Big Ass Truck: Who Let You In Here?

Big Ass Truck
Who Let You in Here?
Terminus
2000-10-09

With the increasing genre-fication of mainstream radio into ever-smaller stylistic neighborhoods, is there room for a band like Big Ass Truck? The Memphis, Tennessee combo’s musical cargo includes blues, psychedelic funk, redneck rock, rap and hip-hop, sometimes in the space of a single song. This ‘new’ CD is a repackaged version of their self-released 1998 album of the same name that had already sold over 6,000 copies.

The band’s third and most fully realized effort, Who Let You In Here?, takes the kitchen sink philosophy and adds the plumbing in for good measure. This wide-ranging flow occasionally clogs up from its own good intentions, however, as on the meandering “Hands of a Working Man,” and the title track, an annoying mess that sounds like Jimi Hendrix and Trent Reznor on cheap hooch.

Big Ass Truck’s biggest-ass problem is their overachieving nature, it seems. When just one or two twists in a song would do, they throw in a few extra.

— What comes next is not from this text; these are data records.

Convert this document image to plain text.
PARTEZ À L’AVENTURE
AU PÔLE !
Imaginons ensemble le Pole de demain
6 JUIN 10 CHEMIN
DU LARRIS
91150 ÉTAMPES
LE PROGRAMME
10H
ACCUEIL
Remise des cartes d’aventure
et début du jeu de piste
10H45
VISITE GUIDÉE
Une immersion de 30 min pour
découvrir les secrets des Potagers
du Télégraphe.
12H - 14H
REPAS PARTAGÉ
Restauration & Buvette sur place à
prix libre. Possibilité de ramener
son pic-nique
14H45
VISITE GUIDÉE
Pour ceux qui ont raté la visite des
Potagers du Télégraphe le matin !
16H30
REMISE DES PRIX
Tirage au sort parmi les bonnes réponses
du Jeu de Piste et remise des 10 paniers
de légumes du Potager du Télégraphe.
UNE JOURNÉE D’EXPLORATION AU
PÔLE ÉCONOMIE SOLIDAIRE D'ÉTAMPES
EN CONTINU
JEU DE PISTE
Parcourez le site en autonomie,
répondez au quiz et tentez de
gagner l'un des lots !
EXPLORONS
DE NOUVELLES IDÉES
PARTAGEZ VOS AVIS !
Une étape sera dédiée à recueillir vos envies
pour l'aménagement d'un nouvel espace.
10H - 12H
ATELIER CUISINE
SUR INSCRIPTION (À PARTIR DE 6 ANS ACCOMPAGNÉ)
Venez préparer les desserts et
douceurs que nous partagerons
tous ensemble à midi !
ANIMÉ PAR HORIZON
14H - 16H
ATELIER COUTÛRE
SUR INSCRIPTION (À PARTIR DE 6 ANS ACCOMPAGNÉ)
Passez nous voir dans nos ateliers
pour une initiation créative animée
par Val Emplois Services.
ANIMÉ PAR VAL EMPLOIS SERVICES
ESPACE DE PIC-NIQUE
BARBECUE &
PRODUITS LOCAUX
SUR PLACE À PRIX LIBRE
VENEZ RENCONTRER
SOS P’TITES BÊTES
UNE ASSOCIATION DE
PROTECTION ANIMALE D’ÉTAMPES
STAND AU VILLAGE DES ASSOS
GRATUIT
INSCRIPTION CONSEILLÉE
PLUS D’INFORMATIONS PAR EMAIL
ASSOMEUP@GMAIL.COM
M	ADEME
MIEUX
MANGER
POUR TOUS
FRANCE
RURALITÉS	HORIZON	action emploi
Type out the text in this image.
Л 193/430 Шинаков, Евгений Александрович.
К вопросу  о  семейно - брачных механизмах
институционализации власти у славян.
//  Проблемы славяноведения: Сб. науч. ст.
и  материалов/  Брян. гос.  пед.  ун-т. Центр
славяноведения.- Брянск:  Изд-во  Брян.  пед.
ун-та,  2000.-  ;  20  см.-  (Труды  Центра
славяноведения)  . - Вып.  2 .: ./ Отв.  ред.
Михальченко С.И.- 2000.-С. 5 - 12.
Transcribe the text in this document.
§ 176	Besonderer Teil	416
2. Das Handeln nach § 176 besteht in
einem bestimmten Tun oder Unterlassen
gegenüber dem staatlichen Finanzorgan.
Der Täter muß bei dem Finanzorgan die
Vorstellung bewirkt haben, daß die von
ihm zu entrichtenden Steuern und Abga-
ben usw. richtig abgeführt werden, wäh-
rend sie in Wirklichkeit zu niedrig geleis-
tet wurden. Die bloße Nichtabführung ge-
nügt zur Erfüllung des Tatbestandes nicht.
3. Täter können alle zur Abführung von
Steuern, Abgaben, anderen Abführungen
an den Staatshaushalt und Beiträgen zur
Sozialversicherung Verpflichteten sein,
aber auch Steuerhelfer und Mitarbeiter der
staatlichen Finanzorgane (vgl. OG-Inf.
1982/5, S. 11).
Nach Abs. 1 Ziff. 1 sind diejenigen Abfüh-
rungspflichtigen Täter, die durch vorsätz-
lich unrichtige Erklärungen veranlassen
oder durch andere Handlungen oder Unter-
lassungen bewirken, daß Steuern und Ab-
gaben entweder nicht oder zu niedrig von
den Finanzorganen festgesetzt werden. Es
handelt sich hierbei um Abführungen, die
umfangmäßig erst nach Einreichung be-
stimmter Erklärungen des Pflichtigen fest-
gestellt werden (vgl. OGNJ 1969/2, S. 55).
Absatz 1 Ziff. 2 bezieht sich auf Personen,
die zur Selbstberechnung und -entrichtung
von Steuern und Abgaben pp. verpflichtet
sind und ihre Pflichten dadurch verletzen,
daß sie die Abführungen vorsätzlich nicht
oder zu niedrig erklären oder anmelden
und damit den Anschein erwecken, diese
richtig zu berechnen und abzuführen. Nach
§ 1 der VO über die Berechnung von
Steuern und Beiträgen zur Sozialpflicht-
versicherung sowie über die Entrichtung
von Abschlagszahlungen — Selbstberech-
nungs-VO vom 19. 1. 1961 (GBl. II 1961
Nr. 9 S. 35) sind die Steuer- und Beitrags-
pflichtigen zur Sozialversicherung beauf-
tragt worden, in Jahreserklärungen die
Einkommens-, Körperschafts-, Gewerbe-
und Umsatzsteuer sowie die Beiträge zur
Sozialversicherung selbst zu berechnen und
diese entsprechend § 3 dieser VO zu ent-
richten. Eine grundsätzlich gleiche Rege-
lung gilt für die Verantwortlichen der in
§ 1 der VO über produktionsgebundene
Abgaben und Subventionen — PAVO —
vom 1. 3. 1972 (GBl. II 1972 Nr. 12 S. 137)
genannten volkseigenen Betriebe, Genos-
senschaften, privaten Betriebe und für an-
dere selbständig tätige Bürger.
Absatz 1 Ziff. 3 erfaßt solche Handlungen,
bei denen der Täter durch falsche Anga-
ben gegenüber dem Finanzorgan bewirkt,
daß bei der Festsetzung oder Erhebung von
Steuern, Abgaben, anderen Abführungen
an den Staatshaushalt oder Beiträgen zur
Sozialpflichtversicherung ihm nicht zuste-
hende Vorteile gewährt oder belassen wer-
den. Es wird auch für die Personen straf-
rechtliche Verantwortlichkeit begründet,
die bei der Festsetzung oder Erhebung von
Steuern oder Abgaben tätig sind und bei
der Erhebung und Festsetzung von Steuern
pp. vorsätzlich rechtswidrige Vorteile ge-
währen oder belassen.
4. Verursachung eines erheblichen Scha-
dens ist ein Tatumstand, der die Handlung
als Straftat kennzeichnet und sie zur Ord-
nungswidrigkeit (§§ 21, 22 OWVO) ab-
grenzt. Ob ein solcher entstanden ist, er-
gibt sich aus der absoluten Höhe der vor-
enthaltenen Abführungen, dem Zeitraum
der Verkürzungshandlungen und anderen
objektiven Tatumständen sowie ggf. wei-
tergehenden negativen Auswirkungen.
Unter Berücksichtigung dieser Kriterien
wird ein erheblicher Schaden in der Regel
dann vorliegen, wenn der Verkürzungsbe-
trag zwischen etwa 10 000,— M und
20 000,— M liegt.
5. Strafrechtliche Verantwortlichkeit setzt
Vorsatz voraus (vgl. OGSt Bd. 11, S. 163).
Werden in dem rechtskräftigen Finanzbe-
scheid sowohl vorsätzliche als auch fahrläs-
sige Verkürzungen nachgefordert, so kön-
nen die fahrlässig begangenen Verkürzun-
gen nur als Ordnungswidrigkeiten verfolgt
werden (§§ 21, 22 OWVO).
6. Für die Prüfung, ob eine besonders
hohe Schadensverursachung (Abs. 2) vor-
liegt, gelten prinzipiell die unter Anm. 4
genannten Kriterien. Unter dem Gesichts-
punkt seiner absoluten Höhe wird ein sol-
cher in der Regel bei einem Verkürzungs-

When they get a groove going that’s cool, it is often ruined by treated vocals and other knob-twiddling, leaving the listener at best scratching their head in bemusement, at worst lunging across the room to switch the CD player to something less obtusely grating.

When the band hits on all cylinders, as on the blaxploitation flick send up, “The Neco,” or their oddly effective version of the Drive-By Truckers’ “Nine Bullets,” it can be a helluva ride. Even when their timing is a bit off and the scales tip in favor of indulgent, obscure noodling nonsense, the band still manages to sound like a Delta-charged version of Medeski, Martin, Wood, and The Beastie Boys.